Think: "What would a friend who just spent an hour on XHS tell me?"

---

## Quality Signals

**Trustworthy:**
- 100+ likes with real comments
- Detailed personal experience
- Multiple photos from actual visit
- Specific details (prices, hours)
- Recent posts (look for date mentions in content: "上周", "昨天", "2025年X月")
- Year in title (e.g., "2025上海咖啡必喝榜")

**Checking recency:**
- Look for dates in post text/title
- Check if prices seem current
- Comments mentioning "还在吗" or "现在还有吗" = might be outdated
- Comments with recent dates confirm post is still relevant

**Suspicious:**
- 广告/合作/赞助 markers
- Overly positive, no specifics
- Stock photos only
- No comments or generic ones
- Very old posts

---

## Timing & Efficiency

### XHS is SLOW — Plan Accordingly

The rednote-mcp CLI is slow (30-90s per search). Don't rapid-fire poll.

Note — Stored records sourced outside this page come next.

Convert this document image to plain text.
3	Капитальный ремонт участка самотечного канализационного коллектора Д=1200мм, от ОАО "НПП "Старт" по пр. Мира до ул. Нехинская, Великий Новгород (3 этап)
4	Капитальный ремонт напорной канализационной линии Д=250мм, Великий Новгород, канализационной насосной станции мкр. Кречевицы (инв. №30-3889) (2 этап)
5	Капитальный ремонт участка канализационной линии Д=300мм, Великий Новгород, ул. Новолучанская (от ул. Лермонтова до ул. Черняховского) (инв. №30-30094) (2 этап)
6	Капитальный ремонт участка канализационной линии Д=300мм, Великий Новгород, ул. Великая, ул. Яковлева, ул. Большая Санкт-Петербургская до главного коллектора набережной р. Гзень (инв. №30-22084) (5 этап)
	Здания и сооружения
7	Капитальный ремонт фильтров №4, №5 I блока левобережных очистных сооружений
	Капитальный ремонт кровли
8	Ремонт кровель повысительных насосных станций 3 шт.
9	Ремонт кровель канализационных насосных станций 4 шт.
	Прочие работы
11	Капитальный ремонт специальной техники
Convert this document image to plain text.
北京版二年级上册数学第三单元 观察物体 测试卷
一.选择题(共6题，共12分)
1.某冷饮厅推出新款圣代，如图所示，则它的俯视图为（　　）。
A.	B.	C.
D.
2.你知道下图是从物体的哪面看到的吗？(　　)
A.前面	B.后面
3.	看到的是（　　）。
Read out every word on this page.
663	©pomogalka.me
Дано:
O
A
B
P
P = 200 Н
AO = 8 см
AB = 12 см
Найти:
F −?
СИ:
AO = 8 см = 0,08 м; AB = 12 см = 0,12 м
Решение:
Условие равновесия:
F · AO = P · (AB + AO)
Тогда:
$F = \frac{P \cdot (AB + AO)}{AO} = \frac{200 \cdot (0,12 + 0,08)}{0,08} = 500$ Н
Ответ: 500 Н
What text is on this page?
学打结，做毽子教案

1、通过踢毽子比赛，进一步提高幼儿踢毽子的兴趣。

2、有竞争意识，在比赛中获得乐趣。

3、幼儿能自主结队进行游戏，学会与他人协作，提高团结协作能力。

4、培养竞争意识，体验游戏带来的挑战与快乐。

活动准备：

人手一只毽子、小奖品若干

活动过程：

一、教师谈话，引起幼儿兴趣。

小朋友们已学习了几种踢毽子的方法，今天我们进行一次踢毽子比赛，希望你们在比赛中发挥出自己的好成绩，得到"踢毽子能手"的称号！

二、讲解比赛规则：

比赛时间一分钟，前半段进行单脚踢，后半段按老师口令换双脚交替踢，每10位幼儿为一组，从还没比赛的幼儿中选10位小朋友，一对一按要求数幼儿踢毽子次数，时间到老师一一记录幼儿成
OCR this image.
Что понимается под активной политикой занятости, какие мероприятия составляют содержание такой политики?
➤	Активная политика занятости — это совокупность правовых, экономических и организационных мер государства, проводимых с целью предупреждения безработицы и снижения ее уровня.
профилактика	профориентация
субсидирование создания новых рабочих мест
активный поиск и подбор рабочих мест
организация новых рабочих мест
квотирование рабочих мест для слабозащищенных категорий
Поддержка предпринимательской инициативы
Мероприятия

**When running searches via `exec`:**
```bash
# GOOD: Give it time to complete
exec(command, yieldMs: 60000)  # Wait 60s before checking
process(poll)  # Then poll every 30s if still running
```

**DON'T:**
- Poll every 2-3 seconds (wastes tokens, no benefit)
- Start multiple searches simultaneously (overloads)
- Wait indefinitely without writing partial results

### Write Incrementally

Don't wait until you've analyzed everything to start writing. After each batch of 3-5 posts:
- Append findings to your output file
- This protects against timeout/termination losing all work

```markdown
## Findings (in progress)

### Batch 1: 美食搜索 (3 posts analyzed)
[findings...]

### Batch 2: 攻略搜索 (analyzing...)
```

### Time Budget Awareness

If you've been running 15+ minutes:
- Prioritize writing what you have
- Note incomplete searches in output
- Better to deliver 80% findings than lose 100% to termination

## Retry Pattern

rednote-mcp is slow. If a command times out:

```
Attempt 1: default timeout
Attempt 2: +60s
Attempt 3: +120s
```

If all fail, **report the failure**. Do NOT fall back to web_search — defeats the purpose.

---

## Error Handling

| Error | Cause | Fix |
|-------|-------|-----|
| Timeout | Network/XHS slow | Retry with longer timeout |
| Login/cookie error | Session expired | `xvfb-run -a rednote-mcp init` |
| 404 / xsec_token | Missing token | Use full URL from search |
| Empty results | No posts | Try different keywords |

---

## Setup & Maintenance

### First-Time Setup
```bash
npm install -g rednote-mcp
npx playwright install
/root/clawd/skills/xhs/patches/apply-all.sh
xvfb-run -a rednote-mcp init
```

### Re-login (when cookies expire)
```bash
xvfb-run -a rednote-mcp init
```

### After rednote-mcp updates
```bash
/root/clawd/skills/xhs/patches/apply-all.sh
```

---

## Role Clarification

**This skill** = Research tool that outputs structured findings
**Calling agent** = Synthesizes XHS + other sources into final reports, decides which images to embed

**You return:**
- Synthesized findings (text + images + comments → holistic view)
- Curated image paths (calling agent decides how to use them)
- Preserved human voice (opinions, vibes, tips)

**You don't:**
- Describe images in isolation ("I see a restaurant...")
- Generate final reports (that's the caller's job)
- Decide image layout/placement

XHS is like having a Chinese-speaking friend spend an hour researching for you. They'd give you facts, but also opinions, vibes, and insider tips. That's what you're capturing.

---

**Remember:** Research like a curious human. Explore, cross-reference, look at pictures, read comments. The "这家真的绝了" matters as much as the address.